And critically for small developing islands states like those in the Caribbean and the Pacific for whom climate change is an existential threat, Mr Trump has pulled the United States out of the Paris Climate agreement. He has simultaneously loosened regulations that were aimed at slowing the emission of greenhouse gases.

Against this backdrop, it is not surprising the first trip abroad by Canada’s new prime minister, Mark Carney, was to France and Britain to meet “reliable allies”. In the past, it would have been a quick hop across the border to meet the US president.

POSSIBILITY OF REMAKING

Herein lies the possibility of an opening for the remaking of the Commonwealth.

Canada and Britain feel vulnerable by Mr Trump’s manoeuvrings over trade and the security blanket it provides to its NATO partners. Further, while they have not spoken too loudly, Australia and New Zealand are concerned about Mr Trump’s tariff threats and the price that he might demand for America’s security cover in the Asia/Pacific region.

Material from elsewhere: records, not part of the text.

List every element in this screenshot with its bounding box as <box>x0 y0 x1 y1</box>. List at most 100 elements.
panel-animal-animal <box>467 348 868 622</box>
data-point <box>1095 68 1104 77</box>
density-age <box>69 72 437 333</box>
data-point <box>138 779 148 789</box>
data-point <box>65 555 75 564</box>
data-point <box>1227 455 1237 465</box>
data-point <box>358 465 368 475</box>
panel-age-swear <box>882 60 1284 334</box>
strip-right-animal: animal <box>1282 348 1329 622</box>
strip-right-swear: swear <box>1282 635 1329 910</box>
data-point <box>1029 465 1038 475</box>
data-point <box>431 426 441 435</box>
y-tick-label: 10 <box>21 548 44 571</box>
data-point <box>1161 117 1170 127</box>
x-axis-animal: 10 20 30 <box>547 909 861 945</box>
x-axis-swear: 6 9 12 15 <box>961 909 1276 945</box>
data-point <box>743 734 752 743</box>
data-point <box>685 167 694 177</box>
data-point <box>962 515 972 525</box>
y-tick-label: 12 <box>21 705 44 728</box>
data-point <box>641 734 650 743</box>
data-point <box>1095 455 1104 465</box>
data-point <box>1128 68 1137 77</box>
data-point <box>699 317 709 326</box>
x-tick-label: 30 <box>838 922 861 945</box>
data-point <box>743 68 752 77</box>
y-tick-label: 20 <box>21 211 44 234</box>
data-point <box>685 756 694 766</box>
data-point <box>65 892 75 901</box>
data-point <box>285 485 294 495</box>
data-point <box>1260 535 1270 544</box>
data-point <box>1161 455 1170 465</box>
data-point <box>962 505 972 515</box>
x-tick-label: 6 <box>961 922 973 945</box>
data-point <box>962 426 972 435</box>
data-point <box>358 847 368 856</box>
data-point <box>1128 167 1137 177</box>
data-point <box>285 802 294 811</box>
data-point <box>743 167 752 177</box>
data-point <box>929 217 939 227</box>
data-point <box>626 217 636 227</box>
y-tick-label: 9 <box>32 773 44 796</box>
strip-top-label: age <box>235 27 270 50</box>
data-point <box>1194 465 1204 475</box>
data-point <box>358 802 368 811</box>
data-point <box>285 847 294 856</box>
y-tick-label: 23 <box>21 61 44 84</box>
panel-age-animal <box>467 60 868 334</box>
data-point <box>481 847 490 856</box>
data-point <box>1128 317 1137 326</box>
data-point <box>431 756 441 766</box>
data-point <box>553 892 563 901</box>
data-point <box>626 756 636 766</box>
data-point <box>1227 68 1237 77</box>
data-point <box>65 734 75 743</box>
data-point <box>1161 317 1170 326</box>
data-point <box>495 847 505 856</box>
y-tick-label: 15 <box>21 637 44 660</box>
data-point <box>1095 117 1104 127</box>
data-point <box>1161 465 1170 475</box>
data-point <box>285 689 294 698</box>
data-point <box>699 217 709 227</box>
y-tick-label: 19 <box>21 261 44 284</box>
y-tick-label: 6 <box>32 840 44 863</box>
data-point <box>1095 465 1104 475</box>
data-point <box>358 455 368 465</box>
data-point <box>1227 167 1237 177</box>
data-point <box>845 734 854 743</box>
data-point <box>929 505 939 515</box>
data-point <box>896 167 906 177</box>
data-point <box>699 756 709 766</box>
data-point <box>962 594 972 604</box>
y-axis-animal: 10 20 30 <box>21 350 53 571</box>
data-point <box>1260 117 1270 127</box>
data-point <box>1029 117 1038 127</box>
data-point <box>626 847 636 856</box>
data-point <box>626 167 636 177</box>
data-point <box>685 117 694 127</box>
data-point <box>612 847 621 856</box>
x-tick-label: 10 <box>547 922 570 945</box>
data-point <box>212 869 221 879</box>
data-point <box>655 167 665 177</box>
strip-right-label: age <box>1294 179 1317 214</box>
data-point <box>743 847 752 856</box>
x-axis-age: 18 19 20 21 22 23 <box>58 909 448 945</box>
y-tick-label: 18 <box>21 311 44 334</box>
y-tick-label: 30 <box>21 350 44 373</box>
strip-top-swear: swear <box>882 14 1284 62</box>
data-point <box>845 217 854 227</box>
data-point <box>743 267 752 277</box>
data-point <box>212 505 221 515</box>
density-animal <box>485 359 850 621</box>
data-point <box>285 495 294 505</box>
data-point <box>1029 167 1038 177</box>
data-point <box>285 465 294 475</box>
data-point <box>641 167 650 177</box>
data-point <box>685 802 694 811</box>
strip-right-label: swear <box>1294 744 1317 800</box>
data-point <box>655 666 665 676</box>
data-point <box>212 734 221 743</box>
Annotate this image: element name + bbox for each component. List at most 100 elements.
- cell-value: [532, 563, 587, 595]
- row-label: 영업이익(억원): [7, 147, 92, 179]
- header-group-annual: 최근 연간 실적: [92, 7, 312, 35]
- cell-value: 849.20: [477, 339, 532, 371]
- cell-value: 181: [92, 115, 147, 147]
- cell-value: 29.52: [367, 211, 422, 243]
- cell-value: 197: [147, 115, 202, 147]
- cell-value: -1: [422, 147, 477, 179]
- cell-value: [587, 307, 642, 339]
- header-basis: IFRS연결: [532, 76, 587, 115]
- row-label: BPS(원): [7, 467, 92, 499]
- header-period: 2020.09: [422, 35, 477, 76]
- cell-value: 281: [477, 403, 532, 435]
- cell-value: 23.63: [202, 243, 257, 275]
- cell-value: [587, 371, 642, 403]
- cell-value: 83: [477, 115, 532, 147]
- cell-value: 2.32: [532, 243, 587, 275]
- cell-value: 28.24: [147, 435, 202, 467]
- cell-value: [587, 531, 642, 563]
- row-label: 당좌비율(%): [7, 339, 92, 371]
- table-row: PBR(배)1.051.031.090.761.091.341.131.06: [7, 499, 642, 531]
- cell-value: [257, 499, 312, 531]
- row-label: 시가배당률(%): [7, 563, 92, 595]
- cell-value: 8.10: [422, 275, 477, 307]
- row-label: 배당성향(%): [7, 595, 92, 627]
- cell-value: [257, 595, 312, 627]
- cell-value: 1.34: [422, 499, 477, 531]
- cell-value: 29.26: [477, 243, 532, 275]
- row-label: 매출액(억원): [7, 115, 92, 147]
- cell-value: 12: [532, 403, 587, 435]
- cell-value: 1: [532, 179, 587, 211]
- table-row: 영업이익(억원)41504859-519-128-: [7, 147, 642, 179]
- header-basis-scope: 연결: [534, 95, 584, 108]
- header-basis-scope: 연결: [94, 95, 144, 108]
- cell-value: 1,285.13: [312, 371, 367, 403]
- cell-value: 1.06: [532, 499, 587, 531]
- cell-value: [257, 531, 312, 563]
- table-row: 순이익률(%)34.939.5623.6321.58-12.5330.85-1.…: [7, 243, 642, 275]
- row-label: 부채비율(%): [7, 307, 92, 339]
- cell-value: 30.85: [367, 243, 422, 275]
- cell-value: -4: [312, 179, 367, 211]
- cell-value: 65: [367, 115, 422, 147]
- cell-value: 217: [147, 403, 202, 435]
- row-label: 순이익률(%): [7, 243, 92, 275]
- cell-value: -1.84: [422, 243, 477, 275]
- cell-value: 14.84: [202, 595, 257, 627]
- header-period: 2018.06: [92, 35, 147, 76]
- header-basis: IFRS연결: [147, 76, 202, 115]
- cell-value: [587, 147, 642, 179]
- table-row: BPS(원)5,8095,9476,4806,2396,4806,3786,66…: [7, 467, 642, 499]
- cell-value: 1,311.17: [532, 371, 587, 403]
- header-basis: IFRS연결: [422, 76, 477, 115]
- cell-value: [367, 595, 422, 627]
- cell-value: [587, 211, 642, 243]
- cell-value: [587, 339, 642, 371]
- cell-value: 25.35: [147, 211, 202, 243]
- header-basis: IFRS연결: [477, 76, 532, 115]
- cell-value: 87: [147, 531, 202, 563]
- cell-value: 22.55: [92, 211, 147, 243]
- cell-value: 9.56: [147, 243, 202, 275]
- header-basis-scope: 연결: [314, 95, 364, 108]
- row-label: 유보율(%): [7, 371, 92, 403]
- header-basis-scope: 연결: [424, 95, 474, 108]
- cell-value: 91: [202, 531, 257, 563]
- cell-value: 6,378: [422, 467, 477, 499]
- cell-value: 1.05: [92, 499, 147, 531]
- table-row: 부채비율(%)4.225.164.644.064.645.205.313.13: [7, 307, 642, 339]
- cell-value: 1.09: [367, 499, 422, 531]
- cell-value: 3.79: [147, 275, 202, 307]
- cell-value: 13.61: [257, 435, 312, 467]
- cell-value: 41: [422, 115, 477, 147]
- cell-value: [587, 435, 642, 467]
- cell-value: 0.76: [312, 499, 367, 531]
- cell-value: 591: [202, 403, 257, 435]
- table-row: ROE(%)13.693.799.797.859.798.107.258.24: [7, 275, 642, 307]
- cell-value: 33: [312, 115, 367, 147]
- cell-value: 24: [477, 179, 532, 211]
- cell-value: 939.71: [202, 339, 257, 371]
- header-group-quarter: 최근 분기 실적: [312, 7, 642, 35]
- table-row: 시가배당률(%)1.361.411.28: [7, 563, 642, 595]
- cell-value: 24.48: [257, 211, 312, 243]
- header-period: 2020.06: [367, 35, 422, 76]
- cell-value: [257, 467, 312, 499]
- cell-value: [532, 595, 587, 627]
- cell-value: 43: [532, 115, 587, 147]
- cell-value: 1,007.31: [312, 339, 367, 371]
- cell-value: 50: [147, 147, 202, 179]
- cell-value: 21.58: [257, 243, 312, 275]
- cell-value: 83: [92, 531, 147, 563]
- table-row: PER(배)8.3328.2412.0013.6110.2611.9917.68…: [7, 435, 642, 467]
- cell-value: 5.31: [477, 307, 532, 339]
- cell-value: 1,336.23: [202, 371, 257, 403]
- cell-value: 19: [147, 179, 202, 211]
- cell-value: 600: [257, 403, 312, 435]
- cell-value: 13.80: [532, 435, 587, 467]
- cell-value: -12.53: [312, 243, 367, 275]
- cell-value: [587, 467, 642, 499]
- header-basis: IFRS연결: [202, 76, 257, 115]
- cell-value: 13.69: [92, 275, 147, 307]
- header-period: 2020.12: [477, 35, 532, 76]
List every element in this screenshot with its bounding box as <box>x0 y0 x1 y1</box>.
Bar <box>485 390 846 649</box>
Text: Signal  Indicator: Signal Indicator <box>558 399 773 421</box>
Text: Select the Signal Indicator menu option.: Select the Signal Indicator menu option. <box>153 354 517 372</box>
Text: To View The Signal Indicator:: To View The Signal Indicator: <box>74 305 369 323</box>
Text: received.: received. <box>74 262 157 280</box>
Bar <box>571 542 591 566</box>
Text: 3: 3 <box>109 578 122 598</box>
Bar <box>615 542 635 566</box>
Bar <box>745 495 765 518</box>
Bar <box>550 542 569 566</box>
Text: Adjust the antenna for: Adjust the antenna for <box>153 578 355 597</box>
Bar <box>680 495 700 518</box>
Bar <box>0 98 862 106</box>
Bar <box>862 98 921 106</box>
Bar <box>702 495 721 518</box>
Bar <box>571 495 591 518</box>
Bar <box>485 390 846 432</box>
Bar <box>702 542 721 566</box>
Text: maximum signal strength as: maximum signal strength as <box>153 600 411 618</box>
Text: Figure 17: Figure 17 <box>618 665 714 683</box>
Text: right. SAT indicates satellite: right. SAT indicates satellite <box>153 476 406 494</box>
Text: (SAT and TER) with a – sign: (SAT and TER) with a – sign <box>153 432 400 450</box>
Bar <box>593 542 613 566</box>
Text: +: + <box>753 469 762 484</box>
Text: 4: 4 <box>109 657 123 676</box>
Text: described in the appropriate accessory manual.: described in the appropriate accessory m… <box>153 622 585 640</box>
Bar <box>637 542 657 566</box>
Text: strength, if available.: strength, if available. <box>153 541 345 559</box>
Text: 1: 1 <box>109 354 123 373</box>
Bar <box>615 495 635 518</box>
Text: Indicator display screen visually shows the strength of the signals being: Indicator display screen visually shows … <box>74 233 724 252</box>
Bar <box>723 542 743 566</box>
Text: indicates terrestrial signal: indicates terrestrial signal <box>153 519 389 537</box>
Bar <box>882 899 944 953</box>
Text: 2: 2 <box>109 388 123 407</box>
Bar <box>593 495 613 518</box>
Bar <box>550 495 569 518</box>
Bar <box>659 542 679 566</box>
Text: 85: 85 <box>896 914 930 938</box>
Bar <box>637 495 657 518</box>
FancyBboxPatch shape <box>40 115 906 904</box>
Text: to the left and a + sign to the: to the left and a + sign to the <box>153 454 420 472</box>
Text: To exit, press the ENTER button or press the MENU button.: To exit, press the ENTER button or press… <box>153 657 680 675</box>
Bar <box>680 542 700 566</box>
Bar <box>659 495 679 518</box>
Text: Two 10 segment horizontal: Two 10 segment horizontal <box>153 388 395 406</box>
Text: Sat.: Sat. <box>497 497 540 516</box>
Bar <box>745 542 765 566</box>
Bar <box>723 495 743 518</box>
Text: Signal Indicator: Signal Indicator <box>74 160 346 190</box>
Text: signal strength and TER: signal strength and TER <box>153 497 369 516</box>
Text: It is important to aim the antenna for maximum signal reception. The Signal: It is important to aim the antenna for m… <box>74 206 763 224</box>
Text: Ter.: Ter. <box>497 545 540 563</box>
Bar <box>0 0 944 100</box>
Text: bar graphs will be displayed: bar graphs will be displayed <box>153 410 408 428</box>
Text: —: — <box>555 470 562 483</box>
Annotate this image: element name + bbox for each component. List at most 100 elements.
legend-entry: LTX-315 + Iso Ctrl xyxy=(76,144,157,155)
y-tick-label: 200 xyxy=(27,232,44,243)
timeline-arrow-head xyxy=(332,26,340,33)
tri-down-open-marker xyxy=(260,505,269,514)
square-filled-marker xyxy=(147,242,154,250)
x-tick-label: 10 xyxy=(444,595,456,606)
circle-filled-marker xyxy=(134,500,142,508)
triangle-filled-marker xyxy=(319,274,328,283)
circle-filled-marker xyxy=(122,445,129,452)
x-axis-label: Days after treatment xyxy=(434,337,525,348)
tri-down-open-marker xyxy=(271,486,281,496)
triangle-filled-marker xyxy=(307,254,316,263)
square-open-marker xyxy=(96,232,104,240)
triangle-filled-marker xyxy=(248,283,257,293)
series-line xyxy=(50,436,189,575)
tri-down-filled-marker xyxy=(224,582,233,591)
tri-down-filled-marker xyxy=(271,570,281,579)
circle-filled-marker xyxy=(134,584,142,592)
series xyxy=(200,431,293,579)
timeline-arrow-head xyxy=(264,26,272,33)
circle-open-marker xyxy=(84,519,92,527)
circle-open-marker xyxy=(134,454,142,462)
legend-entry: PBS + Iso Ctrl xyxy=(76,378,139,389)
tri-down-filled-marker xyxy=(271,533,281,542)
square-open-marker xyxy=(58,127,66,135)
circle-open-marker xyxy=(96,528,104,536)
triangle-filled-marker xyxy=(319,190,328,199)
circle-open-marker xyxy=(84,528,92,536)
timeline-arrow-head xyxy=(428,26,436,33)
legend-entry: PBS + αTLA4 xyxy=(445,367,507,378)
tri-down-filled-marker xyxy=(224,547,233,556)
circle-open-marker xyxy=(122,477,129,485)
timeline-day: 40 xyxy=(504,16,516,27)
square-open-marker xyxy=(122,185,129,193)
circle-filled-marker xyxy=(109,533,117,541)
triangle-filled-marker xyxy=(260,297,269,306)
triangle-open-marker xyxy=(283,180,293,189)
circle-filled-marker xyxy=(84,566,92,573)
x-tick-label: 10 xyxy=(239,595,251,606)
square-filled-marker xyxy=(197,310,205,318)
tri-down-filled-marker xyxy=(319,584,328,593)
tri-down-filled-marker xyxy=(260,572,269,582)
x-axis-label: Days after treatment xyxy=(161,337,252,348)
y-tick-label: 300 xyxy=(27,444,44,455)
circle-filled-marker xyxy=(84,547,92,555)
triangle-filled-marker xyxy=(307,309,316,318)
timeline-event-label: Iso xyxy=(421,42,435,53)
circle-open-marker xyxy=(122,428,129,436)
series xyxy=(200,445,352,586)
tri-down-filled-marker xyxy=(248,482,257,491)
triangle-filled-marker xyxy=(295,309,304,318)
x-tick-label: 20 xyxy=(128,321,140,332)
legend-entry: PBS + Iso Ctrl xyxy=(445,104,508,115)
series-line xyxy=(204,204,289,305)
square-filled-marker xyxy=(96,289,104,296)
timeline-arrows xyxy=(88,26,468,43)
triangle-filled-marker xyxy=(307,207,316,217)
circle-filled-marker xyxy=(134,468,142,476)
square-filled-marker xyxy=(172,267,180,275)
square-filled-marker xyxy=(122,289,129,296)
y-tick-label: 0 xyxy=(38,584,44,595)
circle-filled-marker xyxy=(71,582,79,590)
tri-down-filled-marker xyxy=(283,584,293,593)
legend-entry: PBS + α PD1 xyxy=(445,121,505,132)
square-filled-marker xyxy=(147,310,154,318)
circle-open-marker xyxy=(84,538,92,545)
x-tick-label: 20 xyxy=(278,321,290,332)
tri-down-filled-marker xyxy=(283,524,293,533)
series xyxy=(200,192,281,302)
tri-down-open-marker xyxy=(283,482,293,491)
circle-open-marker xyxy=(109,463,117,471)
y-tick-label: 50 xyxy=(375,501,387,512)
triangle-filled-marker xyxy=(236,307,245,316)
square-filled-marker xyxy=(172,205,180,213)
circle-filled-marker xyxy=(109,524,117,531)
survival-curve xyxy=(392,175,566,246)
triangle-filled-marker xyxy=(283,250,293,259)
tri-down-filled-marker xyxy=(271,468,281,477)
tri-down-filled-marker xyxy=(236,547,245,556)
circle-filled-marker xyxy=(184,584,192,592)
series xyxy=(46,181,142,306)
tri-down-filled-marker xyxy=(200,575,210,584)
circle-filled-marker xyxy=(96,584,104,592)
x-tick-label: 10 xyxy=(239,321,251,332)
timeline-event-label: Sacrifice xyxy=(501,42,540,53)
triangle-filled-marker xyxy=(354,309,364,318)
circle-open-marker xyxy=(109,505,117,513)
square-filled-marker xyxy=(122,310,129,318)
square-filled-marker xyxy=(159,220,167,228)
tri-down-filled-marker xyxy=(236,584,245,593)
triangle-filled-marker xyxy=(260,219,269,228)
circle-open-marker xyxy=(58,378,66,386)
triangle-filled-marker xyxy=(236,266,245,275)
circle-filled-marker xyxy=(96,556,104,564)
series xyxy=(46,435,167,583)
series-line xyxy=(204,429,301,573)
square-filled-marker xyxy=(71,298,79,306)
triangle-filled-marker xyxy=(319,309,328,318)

The point is that the old Commonwealth, the dominions, feels vulnerable because of Donald Trump. They are now more likely to be open to a deeper, more substantive partnership with the new Commonwealth, though not along the British power-centric model that Mr Johnson appeared to have in mind.

Commerce between Commonwealth countries is unlikely to replace that between individual members and the USA. But there are probably opportunities to accelerate intra-Commonwealth trade, which is projected to surpass US$1 trillion in 2026, from US$854 billion in 2022.

Moreover, as Mr Johnson observed in his 2022 Telegraph article: “And the Commonwealth comprises over a quarter of the total membership of the United Nations: together we have the weight to exert global influence. In the past, the Commonwealth’s quietly effective diplomacy helped to hasten the end of apartheid in South Africa.”